Navigating IR35: Preventing Double Taxation on Dividend Income

January 25, 2024

The application of IR35 (off-payroll) rules to income derived through a company can lead to a double tax charge, particularly when extracting income as dividends. Understanding the implications and taking proactive measures is crucial to avoid unnecessary financial burdens.

PAYE Tax and NI Under IR35

When the IR35 and off-payroll rules apply, income from services provided through an intermediary, such as a company, is treated as if it were derived from employment. This triggers the deduction of PAYE tax and National Insurance (NI). While the income is considered as earnings, it also becomes taxable income for the intermediary, leading to potential double taxation.

The Double Tax Trap

The double accounting scenario arises when PAYE tax and NI are deducted under IR35 rules, and the same income is later paid out as dividends. This can result in paying tax twice on the same earnings, creating a financial challenge for individuals and their companies.

Mitigating the Issue

Example Scenario:Arnie operates as a consultant through his company, Acom Ltd. The IR35 rules apply, prompting the deduction of PAYE tax and NI on the income. In a financial year where Acom's income was £95,000, Arnie took £9,000 as salary and £50,000 as dividends. The challenge lies in the separate income tax charge on the dividend income, despite the deduction of PAYE tax.

Proactive Measures:To prevent the double tax charge, individuals like Arnie can claim a special deduction through their self-assessment tax return or make a standalone claim. This special deduction reduces the amount of dividends subject to tax, offering relief for the income previously accounted for under IR35 rules.

Considerations for the Company

While the individual addresses the personal tax implications, the company's position must also be considered. Companies can deduct salaries for corporation tax (CT) purposes, but dividends are not deductible. In Arnie's case, Acom's £95,000 income had effectively been taxed as salary, but only the £9,000 salary is deductible for CT under normal rules.

CT Relief Measures:To obtain full CT relief for the £95,000 income, Acom must submit a special claim with its self-assessment return to HMRC. This ensures that the company's CT position aligns with the tax treatment of salaries and dividends.

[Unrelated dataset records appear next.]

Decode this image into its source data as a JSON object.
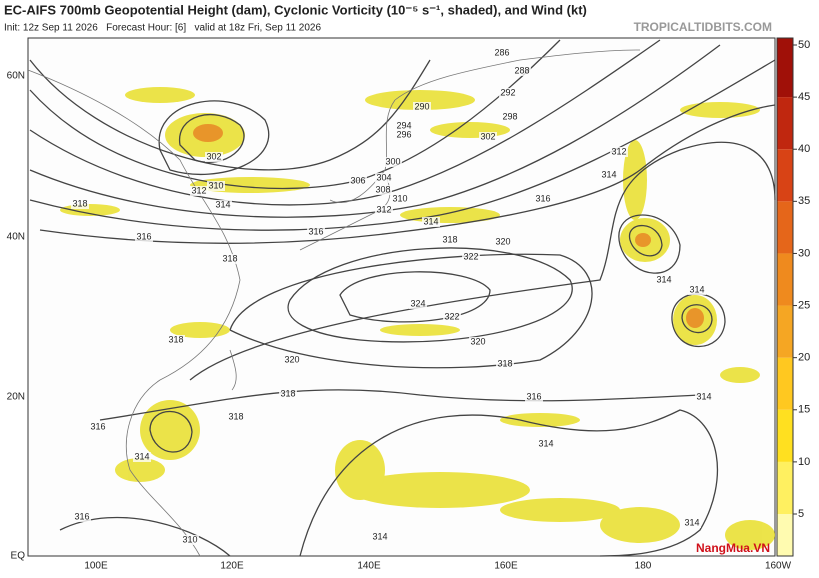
{
  "header": {
    "title": "EC-AIFS 700mb Geopotential Height (dam), Cyclonic Vorticity (10⁻⁵ s⁻¹, shaded), and Wind (kt)",
    "subtitle": "Init: 12z Sep 11 2026   Forecast Hour: [6]   valid at 18z Fri, Sep 11 2026",
    "source": "TROPICALTIDBITS.COM"
  },
  "map": {
    "lon_labels": [
      "100E",
      "120E",
      "140E",
      "160E",
      "180",
      "160W"
    ],
    "lat_labels": [
      "60N",
      "40N",
      "20N",
      "EQ"
    ],
    "contour_labels": [
      286,
      288,
      292,
      290,
      294,
      296,
      298,
      302,
      302,
      300,
      304,
      306,
      308,
      310,
      312,
      310,
      312,
      312,
      314,
      318,
      314,
      314,
      316,
      316,
      316,
      318,
      320,
      318,
      322,
      324,
      322,
      314,
      314,
      318,
      320,
      320,
      318,
      318,
      316,
      314,
      316,
      314,
      314,
      318,
      316,
      310,
      314,
      314
    ]
  },
  "colorbar": {
    "ticks": [
      5,
      10,
      15,
      20,
      25,
      30,
      35,
      40,
      45,
      50
    ],
    "bounds": [
      0,
      50
    ],
    "colors": [
      "#fffbb0",
      "#fff060",
      "#ffe020",
      "#ffc820",
      "#f5a623",
      "#ef8a1e",
      "#e5661a",
      "#d84315",
      "#c0270f",
      "#a01008"
    ]
  },
  "logo": "NangMua.VN"
}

Navigating the Double Tax Challenge

Addressing the double income tax charge requires a two-pronged approach: the individual must claim relief for dividend taxation, and the company should seek CT relief through a special claim. Proactive measures, clear understanding of tax implications, and timely claims are essential to navigate the complexities of IR35 rules and prevent unnecessary financial burdens.